As Onion notes, however much they use Victorian goods, the Chrismans’ will not be making historically “authentic” Victorian choices. Whether they want to admit it or not, the march of time since 1870 means that they live in a different social matrix. Context matters.
From this perspective, we might regard the Chrisman approach to the Victorian period as an example of failed play, at least of the sort that historical video games (among other forms of historical recreation) are attempting to encourage. In a manner similar to how the player of an Assasin’s Creed game breaks the historical accuracy of the fiction by mixing constant, unrestrained, and often comically graphic murder with their historical tourism, the Chrismans’ fail to account for how their choices – and their motivations – contextually differ from those available to people in the past.
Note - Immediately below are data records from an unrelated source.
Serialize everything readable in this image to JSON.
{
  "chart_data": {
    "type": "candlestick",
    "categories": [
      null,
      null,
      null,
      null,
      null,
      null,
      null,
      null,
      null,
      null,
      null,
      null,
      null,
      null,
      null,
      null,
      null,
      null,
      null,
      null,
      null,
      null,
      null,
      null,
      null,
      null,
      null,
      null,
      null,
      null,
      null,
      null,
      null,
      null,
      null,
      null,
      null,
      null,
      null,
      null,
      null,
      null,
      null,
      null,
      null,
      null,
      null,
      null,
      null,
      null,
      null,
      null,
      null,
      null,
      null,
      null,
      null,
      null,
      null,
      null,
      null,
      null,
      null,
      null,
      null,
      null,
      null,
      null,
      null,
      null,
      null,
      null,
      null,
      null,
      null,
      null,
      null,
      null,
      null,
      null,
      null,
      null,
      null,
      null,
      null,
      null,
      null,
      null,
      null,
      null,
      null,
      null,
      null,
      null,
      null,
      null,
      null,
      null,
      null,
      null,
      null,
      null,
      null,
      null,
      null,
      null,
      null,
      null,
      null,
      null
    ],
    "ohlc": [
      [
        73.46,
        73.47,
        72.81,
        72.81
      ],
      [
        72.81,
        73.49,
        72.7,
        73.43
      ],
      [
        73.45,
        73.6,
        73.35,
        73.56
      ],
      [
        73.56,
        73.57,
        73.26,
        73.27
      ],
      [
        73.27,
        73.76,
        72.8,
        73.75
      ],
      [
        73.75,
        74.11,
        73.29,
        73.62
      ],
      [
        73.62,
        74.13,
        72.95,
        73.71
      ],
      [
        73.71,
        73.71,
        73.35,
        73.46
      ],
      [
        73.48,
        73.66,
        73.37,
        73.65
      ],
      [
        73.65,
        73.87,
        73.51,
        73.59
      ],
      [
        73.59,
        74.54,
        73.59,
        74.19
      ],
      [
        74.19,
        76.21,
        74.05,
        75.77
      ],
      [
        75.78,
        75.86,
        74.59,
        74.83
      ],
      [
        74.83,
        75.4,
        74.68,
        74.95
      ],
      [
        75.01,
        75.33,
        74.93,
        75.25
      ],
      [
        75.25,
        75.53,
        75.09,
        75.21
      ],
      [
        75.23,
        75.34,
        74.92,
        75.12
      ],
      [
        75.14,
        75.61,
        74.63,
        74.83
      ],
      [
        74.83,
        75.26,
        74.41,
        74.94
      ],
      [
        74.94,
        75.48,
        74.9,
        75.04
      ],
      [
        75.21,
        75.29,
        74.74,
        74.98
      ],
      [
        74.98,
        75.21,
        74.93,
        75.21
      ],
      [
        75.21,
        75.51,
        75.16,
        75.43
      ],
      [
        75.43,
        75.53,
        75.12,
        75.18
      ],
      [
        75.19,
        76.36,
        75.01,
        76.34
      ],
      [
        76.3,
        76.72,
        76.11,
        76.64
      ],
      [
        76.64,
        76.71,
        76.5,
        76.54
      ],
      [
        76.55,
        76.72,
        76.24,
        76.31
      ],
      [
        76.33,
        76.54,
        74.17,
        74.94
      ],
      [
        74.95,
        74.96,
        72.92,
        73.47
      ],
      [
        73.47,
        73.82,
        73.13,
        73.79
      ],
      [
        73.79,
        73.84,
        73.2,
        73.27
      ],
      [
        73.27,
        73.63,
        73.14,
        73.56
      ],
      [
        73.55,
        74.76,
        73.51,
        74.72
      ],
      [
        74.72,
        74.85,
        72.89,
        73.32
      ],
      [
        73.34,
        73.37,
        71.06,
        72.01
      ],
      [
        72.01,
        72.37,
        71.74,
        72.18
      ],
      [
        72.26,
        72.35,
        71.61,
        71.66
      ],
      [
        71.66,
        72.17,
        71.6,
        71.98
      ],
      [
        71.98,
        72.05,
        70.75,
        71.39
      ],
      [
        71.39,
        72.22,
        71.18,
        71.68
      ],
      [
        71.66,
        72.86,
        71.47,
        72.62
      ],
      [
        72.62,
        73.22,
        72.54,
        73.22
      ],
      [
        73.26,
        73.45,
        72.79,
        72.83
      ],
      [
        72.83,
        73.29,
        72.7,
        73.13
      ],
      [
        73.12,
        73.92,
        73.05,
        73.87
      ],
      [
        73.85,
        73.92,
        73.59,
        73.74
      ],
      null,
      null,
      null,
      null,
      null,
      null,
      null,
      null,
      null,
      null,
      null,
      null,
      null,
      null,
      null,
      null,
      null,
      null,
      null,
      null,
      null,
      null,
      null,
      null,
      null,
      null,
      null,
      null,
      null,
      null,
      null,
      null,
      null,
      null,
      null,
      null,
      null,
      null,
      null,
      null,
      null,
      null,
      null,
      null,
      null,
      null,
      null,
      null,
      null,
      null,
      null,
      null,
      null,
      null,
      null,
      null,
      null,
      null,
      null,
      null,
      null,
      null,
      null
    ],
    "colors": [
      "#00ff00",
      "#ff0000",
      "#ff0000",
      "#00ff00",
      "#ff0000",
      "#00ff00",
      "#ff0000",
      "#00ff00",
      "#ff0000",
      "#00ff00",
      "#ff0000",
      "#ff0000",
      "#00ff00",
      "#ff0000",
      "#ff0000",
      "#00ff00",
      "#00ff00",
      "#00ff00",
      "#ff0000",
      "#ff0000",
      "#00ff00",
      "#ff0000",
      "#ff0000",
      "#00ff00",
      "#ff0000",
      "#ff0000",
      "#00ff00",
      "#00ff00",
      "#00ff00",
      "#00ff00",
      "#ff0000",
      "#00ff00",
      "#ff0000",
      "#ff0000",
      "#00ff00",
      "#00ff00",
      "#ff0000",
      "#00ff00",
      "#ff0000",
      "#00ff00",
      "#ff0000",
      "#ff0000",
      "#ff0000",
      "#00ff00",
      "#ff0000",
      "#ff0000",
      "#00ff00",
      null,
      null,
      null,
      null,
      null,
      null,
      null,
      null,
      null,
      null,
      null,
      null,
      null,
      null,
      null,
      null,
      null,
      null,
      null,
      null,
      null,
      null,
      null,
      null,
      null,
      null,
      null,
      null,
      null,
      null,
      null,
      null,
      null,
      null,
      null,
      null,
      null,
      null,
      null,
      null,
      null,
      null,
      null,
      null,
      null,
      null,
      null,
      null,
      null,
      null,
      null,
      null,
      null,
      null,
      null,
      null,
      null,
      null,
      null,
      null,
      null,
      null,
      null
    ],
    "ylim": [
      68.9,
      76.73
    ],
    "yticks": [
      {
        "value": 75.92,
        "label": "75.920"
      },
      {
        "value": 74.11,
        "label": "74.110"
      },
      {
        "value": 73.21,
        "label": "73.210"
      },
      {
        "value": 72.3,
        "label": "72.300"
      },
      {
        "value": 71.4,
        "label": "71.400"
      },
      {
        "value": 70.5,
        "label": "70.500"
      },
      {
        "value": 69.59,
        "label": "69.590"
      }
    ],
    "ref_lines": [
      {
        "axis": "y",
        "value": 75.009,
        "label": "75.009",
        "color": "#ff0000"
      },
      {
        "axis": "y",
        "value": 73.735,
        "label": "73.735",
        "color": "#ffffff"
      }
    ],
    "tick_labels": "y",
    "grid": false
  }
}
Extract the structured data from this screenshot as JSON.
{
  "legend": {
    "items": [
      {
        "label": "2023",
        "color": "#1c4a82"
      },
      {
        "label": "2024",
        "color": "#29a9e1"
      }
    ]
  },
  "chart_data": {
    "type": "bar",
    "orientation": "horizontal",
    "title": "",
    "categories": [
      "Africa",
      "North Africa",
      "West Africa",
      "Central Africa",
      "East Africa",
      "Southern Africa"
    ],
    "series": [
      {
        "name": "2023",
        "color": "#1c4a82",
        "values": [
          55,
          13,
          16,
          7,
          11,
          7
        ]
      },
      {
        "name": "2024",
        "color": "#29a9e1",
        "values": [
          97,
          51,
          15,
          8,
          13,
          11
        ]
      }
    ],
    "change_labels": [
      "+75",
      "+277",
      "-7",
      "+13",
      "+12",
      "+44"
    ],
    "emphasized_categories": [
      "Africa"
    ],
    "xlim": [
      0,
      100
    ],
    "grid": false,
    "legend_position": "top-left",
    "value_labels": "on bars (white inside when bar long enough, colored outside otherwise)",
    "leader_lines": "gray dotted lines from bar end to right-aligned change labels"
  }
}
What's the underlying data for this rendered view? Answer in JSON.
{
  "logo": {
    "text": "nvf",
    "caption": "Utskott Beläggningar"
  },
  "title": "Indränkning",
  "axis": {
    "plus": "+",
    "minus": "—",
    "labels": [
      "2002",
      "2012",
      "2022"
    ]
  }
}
There’s no such thing as direct access to the past, no matter how expensively and carefully curated your environment is, or how period-accurate your slave-grown coffee maker or whale-oil kerosene lamp are.
This failure, however, suggests its opposite: that there are forms of play that could more productively engage with historical research. Like costume dramas and historical sites, video games have the potential to offer a more considered alternative to the fantasy of “living history,” Their baked-in artificial nature and obvious mediation, annoyances to those interested in “direct” experience, also serve to sidestep many of the pitfalls seen in other kinds of recreations or simulations, while simultaneously allow players (and creators) to engage with the question of context and choice.
Thus, the legibility of artifice and interpretative positioning can, perhaps counterintuitively, bring “history” (as opposed to “the past”) to life more effectively. Creating mechanics, designing environments, writing narratives that model choices and constraints historical actors may have faced – these are all necessarily active decisions, and indeed ones that can inform, and are informed by, scholarly research. By leading historians to think about how their theories and interpretations might be coherently modeled in an active simulation, and then engaged by players interacting with environments and systems making contingent choices, video games can contribute new insights to our active understanding of the past, and inform our future investigations of it.
But only if we’re willing to play the game of history – and forget playing at “the past.”